En résumé, si vous ne voulez pas être surpris par une « demande en divorce » que vous n’avez pas souhaitée, écoutez les signaux, car il y en a toujours. Rappelez-vous que chacun d’entre vous, y compris vos enfants, aspire à sa part de bonheur et d’accomplissement personnel. Que ce qui était vrai et attendu de vous il y a un an, six mois, une semaine, évolue chaque jour et peut être remis en question à tout moment. Car la principale caractéristique des unions modernes est qu’elles ne dépendent que des membres du couple et ne bénéficient d’aucun autre soutien que de celui que ces deux adultes veulent bien s’offrir et offrir à leur projet commun. Avec sans doute, beaucoup d’humilité et de tolérance car aucun d’entre nous n’est parfait.
Quand vous vous disputez tout le temps pour des détails: des agacements sont sans doute la cause de vos conflits. Que faire ?
Les « pics émotionnels » déclenchés par les agacements peuvent être tellement violents qu’ils entrainent une « confusion des sentiments ». Kaufmann évoque des témoignages dans lesquels les agacés ne savent même plus s’ils ont envie de continuer à vivre l’un avec l’autre. Ils auraient sans doute intérêt à déposer leurs agacements devant un tiers pour faire le tri. Encore une fois, l’agacement est un symptôme et selon la façon dont il surgit, il révèle l’intensité de la maladie. L’agacement est-il ponctuel ou permanent ? Provoque-t-il de l’indignation ou de la fureur ? Une frustration fugace ou installée ? Comme le poison, tout est une question de dose.
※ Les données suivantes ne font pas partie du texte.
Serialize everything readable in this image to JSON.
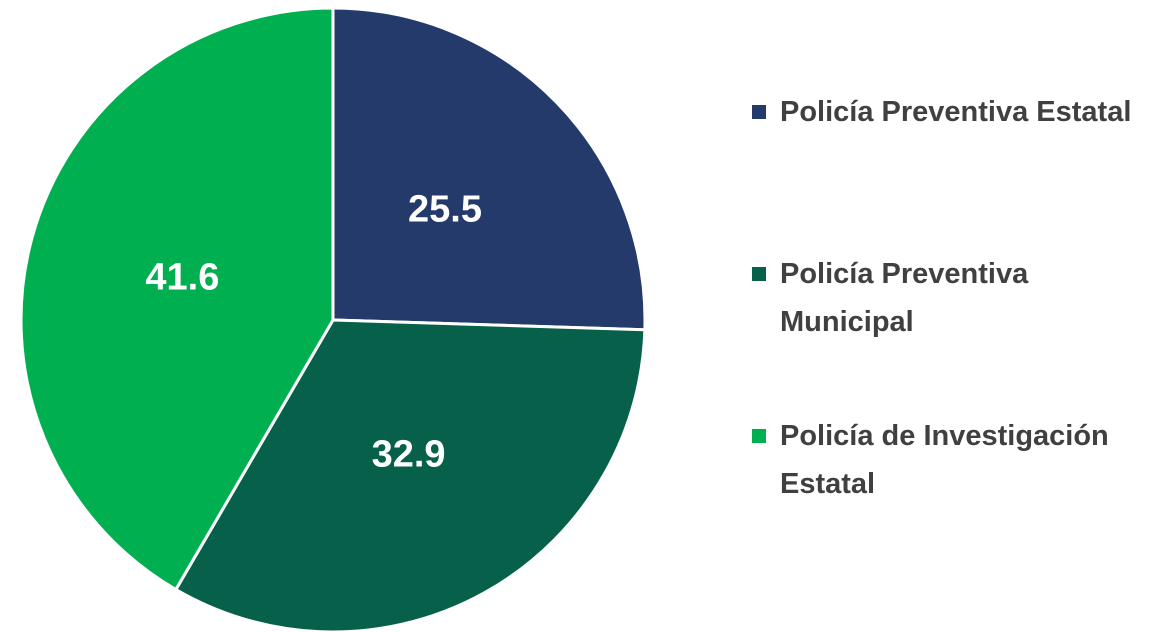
{
  "chart_data": {
    "type": "pie",
    "categories": [
      "Policía Preventiva Estatal",
      "Policía Preventiva Municipal",
      "Policía de Investigación Estatal"
    ],
    "values": [
      25.5,
      32.9,
      41.6
    ],
    "colors": [
      "#243a6b",
      "#07604a",
      "#00b050"
    ],
    "legend": "right"
  }
}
Les agacements sont malheureusement des “Tue-l’-amour” que l’on découvre souvent quand on “s’installe” ensemble. Jean-Claude Kaufmann a écrit un formidable livre sur le sujet et plutôt que de le paraphraser, je vous propose de vous retranscrire ce qu’il en dit. En vous recommandant bien sûr la lecture de cet ouvrage si le sujet vous intéresse. Jean-Claude Kaufmann est un homme qui a de l’humour. Son livre sur les Agacements ressemble à une promesse de légèreté et d’amusements. Quoi de plus drôle en effet que d’aller regarder par le trou de la serrure pour voir comment s’en sortent les autres. Jean-Claude Kaufmann est un « spécialiste du quotidien et du couple ». On peut donc lui faire confiance. Après avoir traversé quelques chapitres, l’ambiance n’est pas si riante. On aborde les ombres de la colère, de la tristesse, des irritations, des indignations, des fureurs, des forces centrifuges qui éloignent les partenaires. Qui les transforment en adversaires. Je rêvais de comédie. Les Agacements sont un drame : « sous les rires gisent les vraies colères ».[1]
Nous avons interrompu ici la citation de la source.